Here, we will check the most frequent words seen in our lines. As we want to see the most frequent words, we will drop the punctuation and numbers here.
table_tokens <- as.data.frame(table(tokens))
low_freq <- table_tokens$Freq<=25000
punct_rows <- grepl("^[[:punct:]]+$", table_tokens$tokens)
nums <- grepl("^[0-9]+$", table_tokens$tokens)
both <- low_freq | punct_rows | nums
other_count <- sum(table_tokens$Freq[both])
table_tokens <- table_tokens[!both,]
table_tokens <- rbind(table_tokens, data.frame(
tokens="Other",Freq=other_count))
library(ggplot2)
ggplot(table_tokens[-46,],aes(x=tokens,y=log(Freq)))+
xlab("Tokens")+ylab("Log Frequencies")+ geom_point()+
theme(axis.text.x = element_text(angle = 90, hjust = 1, vjust = 0.5))
Further we will analyze the most frequent 2-grams.
library(tokenizers)
bigram <- unlist(tokenize_ngrams(our_lines,n=2))
bigram <- data.frame(table(bigram))
to_keep <- bigram$Freq > 5000
bigram_vis <- bigram[to_keep,]
library(ggplot2)
ggplot(bigram_vis, aes(x = bigram, y = log(Freq))) +
geom_point() + xlab("2-grams") +ylab("Log Frequencies")+
theme(axis.text.x = element_text(angle = 90, hjust = 1, vjust = 0.5))

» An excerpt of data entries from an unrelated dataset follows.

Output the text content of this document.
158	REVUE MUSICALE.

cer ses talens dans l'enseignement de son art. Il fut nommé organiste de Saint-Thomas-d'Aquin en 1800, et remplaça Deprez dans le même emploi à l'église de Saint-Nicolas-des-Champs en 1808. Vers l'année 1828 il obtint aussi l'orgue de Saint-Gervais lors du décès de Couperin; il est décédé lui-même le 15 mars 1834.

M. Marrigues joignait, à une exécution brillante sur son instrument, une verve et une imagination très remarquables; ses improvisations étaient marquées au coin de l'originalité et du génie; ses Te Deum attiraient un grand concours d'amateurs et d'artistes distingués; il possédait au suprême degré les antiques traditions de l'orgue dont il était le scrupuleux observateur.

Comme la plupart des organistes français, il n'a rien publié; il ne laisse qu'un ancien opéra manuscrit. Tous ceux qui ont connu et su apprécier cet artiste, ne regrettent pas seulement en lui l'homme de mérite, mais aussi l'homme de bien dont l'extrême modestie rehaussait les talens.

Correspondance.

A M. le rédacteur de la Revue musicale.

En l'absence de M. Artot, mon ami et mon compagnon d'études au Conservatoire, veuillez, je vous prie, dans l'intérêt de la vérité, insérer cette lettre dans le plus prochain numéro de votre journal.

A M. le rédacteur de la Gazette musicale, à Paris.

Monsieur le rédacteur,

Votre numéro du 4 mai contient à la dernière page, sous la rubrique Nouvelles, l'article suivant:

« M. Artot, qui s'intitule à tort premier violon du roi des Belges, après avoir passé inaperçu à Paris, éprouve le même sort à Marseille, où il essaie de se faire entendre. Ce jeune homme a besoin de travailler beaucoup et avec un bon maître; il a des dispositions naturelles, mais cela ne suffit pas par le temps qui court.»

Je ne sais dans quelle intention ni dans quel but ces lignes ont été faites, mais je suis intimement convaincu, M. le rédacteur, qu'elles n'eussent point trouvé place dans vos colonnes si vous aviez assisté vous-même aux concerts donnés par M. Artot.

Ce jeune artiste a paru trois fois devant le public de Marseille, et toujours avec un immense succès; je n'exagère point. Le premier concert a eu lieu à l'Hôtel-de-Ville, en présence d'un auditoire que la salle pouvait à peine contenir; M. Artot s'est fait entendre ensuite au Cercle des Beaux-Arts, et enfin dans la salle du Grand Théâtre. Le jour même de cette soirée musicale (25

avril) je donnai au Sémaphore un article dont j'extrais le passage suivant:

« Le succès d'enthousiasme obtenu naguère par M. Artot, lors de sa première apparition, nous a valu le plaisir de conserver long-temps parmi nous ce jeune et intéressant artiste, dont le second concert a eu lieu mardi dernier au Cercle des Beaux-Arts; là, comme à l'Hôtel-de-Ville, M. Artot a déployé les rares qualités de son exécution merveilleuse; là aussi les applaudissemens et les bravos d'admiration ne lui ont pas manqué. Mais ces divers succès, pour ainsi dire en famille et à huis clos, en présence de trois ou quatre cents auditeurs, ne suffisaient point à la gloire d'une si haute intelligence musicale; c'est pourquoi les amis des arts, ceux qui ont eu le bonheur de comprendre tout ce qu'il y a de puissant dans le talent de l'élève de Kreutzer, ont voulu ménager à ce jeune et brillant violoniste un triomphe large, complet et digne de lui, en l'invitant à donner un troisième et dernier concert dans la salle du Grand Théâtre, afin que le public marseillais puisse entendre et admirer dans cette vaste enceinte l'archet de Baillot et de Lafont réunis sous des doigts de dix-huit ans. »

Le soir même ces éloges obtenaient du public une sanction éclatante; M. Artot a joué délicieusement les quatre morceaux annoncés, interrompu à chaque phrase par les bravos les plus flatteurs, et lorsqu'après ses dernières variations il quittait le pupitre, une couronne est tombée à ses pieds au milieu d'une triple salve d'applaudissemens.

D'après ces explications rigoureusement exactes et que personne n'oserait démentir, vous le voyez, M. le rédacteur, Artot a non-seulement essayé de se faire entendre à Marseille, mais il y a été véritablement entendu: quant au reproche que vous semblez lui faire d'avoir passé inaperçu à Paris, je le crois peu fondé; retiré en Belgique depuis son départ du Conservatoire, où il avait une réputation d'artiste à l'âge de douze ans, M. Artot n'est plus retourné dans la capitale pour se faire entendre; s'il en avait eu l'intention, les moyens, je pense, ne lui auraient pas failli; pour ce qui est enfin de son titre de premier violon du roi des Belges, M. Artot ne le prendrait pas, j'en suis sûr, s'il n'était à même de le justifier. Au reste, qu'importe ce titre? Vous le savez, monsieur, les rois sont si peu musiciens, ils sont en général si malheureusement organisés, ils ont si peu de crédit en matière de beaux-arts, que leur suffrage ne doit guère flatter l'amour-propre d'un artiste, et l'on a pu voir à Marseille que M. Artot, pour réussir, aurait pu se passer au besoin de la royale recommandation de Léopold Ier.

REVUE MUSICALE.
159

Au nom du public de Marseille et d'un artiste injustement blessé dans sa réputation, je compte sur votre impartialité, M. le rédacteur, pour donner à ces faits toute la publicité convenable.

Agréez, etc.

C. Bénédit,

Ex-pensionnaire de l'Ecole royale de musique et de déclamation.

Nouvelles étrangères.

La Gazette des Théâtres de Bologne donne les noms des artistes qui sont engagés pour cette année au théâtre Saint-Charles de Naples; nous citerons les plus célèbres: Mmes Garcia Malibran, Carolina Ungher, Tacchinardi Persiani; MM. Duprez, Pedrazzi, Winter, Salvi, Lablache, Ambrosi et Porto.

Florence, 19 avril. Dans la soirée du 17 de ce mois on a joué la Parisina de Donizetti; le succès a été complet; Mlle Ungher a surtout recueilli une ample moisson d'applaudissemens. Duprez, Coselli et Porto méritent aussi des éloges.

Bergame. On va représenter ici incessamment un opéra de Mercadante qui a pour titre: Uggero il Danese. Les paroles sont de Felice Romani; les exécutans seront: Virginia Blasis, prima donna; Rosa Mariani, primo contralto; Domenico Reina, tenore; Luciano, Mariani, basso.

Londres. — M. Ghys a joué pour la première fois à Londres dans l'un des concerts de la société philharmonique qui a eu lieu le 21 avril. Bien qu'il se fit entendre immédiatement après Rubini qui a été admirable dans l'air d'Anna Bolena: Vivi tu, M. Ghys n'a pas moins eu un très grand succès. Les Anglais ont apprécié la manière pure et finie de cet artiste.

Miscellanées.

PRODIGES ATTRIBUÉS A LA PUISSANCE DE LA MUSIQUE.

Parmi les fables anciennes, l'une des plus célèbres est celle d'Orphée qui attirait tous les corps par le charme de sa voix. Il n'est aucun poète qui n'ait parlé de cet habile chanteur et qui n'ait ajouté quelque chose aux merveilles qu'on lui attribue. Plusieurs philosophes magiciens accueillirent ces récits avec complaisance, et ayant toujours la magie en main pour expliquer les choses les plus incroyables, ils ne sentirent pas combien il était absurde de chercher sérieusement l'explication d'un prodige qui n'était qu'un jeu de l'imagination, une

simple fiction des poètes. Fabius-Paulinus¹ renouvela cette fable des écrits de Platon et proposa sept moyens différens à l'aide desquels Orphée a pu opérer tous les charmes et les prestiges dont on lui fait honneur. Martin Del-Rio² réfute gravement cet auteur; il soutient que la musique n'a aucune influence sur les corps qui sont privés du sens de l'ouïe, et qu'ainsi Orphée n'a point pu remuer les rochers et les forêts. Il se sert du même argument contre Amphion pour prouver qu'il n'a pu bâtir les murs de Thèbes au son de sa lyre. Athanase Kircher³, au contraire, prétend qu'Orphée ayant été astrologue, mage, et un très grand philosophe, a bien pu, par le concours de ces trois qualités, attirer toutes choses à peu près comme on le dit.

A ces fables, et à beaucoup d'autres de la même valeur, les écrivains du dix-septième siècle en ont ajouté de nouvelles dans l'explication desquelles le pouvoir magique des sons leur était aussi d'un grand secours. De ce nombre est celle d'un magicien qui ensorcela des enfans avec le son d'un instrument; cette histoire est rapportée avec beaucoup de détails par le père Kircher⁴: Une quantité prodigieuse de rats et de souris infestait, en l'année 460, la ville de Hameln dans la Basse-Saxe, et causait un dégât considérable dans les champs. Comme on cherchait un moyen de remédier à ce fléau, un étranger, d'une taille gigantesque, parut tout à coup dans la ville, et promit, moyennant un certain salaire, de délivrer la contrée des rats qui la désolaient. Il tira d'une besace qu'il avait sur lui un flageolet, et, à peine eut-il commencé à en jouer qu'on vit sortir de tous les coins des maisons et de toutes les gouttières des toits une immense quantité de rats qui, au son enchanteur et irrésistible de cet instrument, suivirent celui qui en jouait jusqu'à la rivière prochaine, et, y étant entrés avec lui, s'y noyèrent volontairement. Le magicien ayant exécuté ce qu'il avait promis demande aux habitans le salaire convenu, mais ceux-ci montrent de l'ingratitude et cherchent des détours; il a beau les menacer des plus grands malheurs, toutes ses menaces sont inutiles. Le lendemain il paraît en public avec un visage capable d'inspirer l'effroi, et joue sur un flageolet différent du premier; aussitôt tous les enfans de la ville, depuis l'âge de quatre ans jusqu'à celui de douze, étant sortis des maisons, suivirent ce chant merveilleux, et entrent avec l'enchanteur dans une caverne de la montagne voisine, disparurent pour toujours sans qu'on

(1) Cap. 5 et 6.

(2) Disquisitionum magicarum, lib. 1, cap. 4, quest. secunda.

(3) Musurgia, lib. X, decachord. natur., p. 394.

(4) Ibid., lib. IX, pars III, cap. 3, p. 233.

Next, we will analyze the most frequent 3-grams.
trigram <- unlist(tokenize_ngrams(our_lines,n=3))
trigram <- data.frame(table(trigram))
to_keep <- trigram$Freq > 600
trigram_vis <- trigram[to_keep,]
ggplot(trigram_vis, aes(x = trigram, y = log(Freq))) +
geom_point() + xlab("3-grams") +ylab("Log Frequencies")+
theme(axis.text.x = element_text(angle = 90, hjust = 1, vjust = 0.5))

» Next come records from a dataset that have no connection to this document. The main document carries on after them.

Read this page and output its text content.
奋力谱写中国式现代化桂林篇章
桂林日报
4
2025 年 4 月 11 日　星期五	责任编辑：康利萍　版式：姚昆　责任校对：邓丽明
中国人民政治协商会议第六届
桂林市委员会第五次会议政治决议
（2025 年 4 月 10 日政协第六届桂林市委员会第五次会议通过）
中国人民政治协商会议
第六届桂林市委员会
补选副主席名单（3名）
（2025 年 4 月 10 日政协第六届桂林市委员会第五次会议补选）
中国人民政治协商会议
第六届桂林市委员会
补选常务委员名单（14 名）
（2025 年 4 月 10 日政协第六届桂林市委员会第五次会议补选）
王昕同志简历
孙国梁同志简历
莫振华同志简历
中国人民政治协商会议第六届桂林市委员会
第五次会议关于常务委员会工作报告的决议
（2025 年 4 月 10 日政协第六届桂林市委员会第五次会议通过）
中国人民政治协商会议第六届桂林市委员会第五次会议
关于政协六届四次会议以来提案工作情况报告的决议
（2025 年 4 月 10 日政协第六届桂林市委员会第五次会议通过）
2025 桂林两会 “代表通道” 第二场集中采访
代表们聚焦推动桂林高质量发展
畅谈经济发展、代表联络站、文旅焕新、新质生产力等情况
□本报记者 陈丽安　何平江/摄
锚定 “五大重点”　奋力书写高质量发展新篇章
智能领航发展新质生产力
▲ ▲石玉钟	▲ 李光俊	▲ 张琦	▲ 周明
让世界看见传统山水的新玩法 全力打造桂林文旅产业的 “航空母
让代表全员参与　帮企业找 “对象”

Next, we will analyze the most frequent 4-grams.
library(tokenizers)
quadgram <- unlist(tokenize_ngrams(our_lines,n=4))
quadgram <- data.frame(table(quadgram))
to_keep <- quadgram$Freq > 140
quadgram_vis <- quadgram[to_keep,]
library(ggplot2)
ggplot(quadgram_vis, aes(x = quadgram, y = log(Freq))) +
geom_point() + xlab("4-grams") +ylab("Log Frequencies")+
theme(axis.text.x = element_text(angle = 90, hjust = 1, vjust = 0.5))
Here, we will call the unique elements of our tokens list dictionary. And the questions is: “How many tokens does it take from our dictionary to cover the 50% and 90% of the whole lines?”.
every_token_table <- as.data.frame(table(tokens))
every_token_table_sorted <- every_token_table[
order(every_token_table$Freq,decreasing = TRUE),]
sum = 0
token_count = 0
for (i in seq_along(every_token_table_sorted$tokens)[-1]){
sum = sum + every_token_table_sorted$Freq[i]
token_count = token_count + 1
if (sum >= length(tokens)/2){
break
}
}
sum = 0
token_count1 = 0
for (i in seq_along(every_token_table_sorted$tokens)[-1]){
sum = sum + every_token_table_sorted$Freq[i]
token_count1 = token_count1 + 1
if (sum >= length(tokens)*0.9){
break
}
}
Apparently it takes 121 words to cover 50% of the whole lines, whereas it takes 1.4421^{4} words to cover 90% of the whole lines.
Now we want to answer how many foreign words there are in our lines. Even though we cannot answer this question in 100% accuracy, we will try to approach it. Now to do so we will first consider the tokens that appear less than 4 times in our tokens list. Then we will disregard numbers and punctuation from this list. Later we will throw away the characters with lot of repetition, such as “hahaha”, “aaaaa”, or “abcabcabc”. Lastly, we will upload an English dictionary and we will throw away the ones which are in this dictionary. This means we are left with foreign words, misspelled words or just nonsense words.
We see that these words cover the 0.6652585 percent of the whole tokens.
Using all of these, we are aiming to create a predictive keyboard that guesses which word you want to type after you type 1,2, or 3 words. The way we are planning to build this model is to for instance you typed the words “A B C” (suppose those letters are words). Then our model will check if “A B C” appears in the trigram table. If yes, then that means there are 4-grams quadgrams table starting with these letters “A B C”. If not, then we will check similar things for the bigram “B C”.